Die Geschädigten verweisen auf die Verletzung mehrerer Rechtsprinzipien: Nach der Europäischen Menschenrechtskonvention darf niemand einer erniedrigenden Behandlung ausgesetzt werden. In den meisten Fällen gingen die Betroffenen von stabilen, zukunftsfähigen Bindungen aus. Die zwischen sieben Monaten und sechs Jahren dauernden Beziehungen endeten aber mit dem plötzlichen Abtauchen der vermeintlichen Partner, wenn deren Einsatz abgebrochen wurde.
Vor zwei Wochen hatte der zuständige Richter die Klage angenommen und die Bedeutung der Vorfälle unterstrichen. Gleichzeitig wurde aber festgelegt, den Prozeß teilweise im Geheimen durchzuführen. Derartige Verfahren wurden ursprünglich für Klagen gegen den britischen Inlandsgeheimdienst MI5 eingeführt. Weder die Klägerinnen noch deren Anwälte dürfen an Verhandlungen teilnehmen oder Zeugen hören. Der UN-Berichterstatter kritisiert das Geheimverfahren und betont, daß die Ausgeforschten in keine kriminellen Handlungen verwickelt waren. Es sei unglaublich, daß der Staat Polizisten dafür bezahle, Teil ihres Lebens zu werden und dann spurlos zu verschwinden. Die jahrelange Infiltration habe bei den Betroffenen zu Traumatisierungen geführt. Eine derartig sexualisierte Spitzelei verstoße gegen die Menschenrechte und das international verbriefte Recht auf Privatheit.

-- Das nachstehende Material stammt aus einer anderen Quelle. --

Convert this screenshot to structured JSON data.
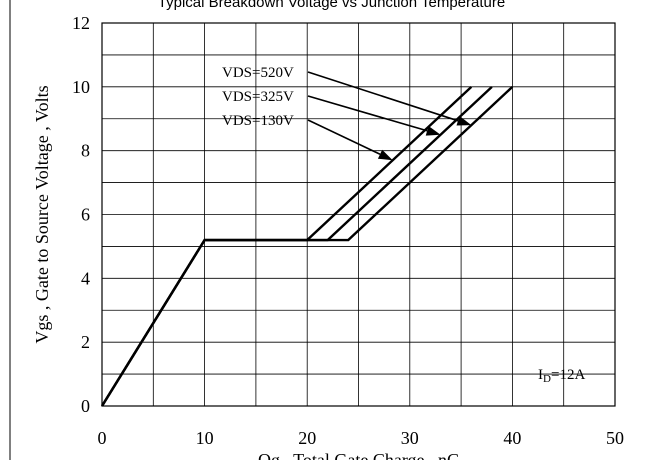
{
  "title": "Typical Breakdown Voltage vs Junction Temperature",
  "chart_data": {
    "type": "line",
    "title": "Typical Breakdown Voltage vs Junction Temperature",
    "xlabel": "Qg , Total Gate Charge , nC",
    "ylabel": "Vgs , Gate to Source Voltage , Volts",
    "xlim": [
      0,
      50
    ],
    "ylim": [
      0,
      12
    ],
    "xticks": [
      "0",
      "10",
      "20",
      "30",
      "40",
      "50"
    ],
    "yticks": [
      "0",
      "2",
      "4",
      "6",
      "8",
      "10",
      "12"
    ],
    "grid": true,
    "annotation_text": "ID=12A",
    "series": [
      {
        "name": "VDS=520V",
        "x": [
          0,
          10,
          24,
          40
        ],
        "y": [
          0,
          5.2,
          5.2,
          10
        ]
      },
      {
        "name": "VDS=325V",
        "x": [
          0,
          10,
          22,
          38
        ],
        "y": [
          0,
          5.2,
          5.2,
          10
        ]
      },
      {
        "name": "VDS=130V",
        "x": [
          0,
          10,
          20,
          36
        ],
        "y": [
          0,
          5.2,
          5.2,
          10
        ]
      }
    ]
  }
}
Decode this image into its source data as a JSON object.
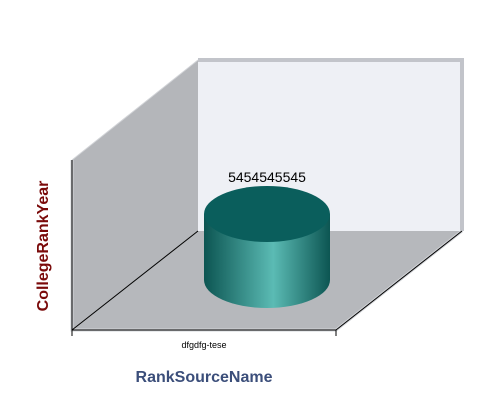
{
  "chart_data": {
    "type": "bar",
    "style": "3d-cylinder",
    "categories": [
      "dfgdfg-tese"
    ],
    "values": [
      5454545545
    ],
    "data_labels": [
      "5454545545"
    ],
    "xlabel": "RankSourceName",
    "ylabel": "CollegeRankYear",
    "grid": false,
    "legend": "none",
    "colors": {
      "bar": "#1e8a86",
      "bar_highlight": "#5bbbb4",
      "bar_dark": "#0c5552",
      "bar_top": "#0a5e5c",
      "wall_left": "#b4b6ba",
      "wall_back": "#eef0f5",
      "floor": "#b6b8bc",
      "frame": "#c2c4ca",
      "xlabel": "#3b4e7a",
      "ylabel": "#7a0a0a"
    }
  }
}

Kennedys weltweite Einsätze haben nach seiner Enttarnung 2010 in Großbritannien, Deutschland, Frankreich und Island zu viel öffentlichem Interesse geführt. Er selbst hatte Interviews an die Presse verkauft und ließ seine Spitzelei in einem Kinofilm verarbeiten, in dem er sich als Opfer inszeniert. Öffentlichkeitswirksam nutzt er nun die Klagen der Frauen, um seinerseits Schadensersatz von seinen früheren Vorgesetzten zu fordern: Da diese ihn nicht an den sexuellen Affären und Beziehungen gehindert hätten, sollen sie ihm den dadurch entstandenen posttraumatischen Streß mit rund 120 000 Euro vergüten.
Nächsten Monat werden die Operationen in einer eigens einberufenen Anhörung im Parlament thematisiert. Dann könnte öffentlich werden, ob Mark Kennedy auch sexuelle Beziehungen mit Aktivistinnen oder Aktivisten aus Deutschland unterhielt. »Das geht gar nicht«, hatte der Chef des Bundeskriminalamts, Jörg Ziercke, vor zwei Jahren im Innenausschuß des Bundestags erklärt. Ob die britischen Spitzel dies aber tatsächlich praktizierten, wollte die Bundesregierung auf Nachfrage des Abgeordneten Andrej Hunko (Die Linke) nicht bestätigen. Bislang weigert sie sich auch, hierzu in Großbritannien Erkundigungen einzuholen.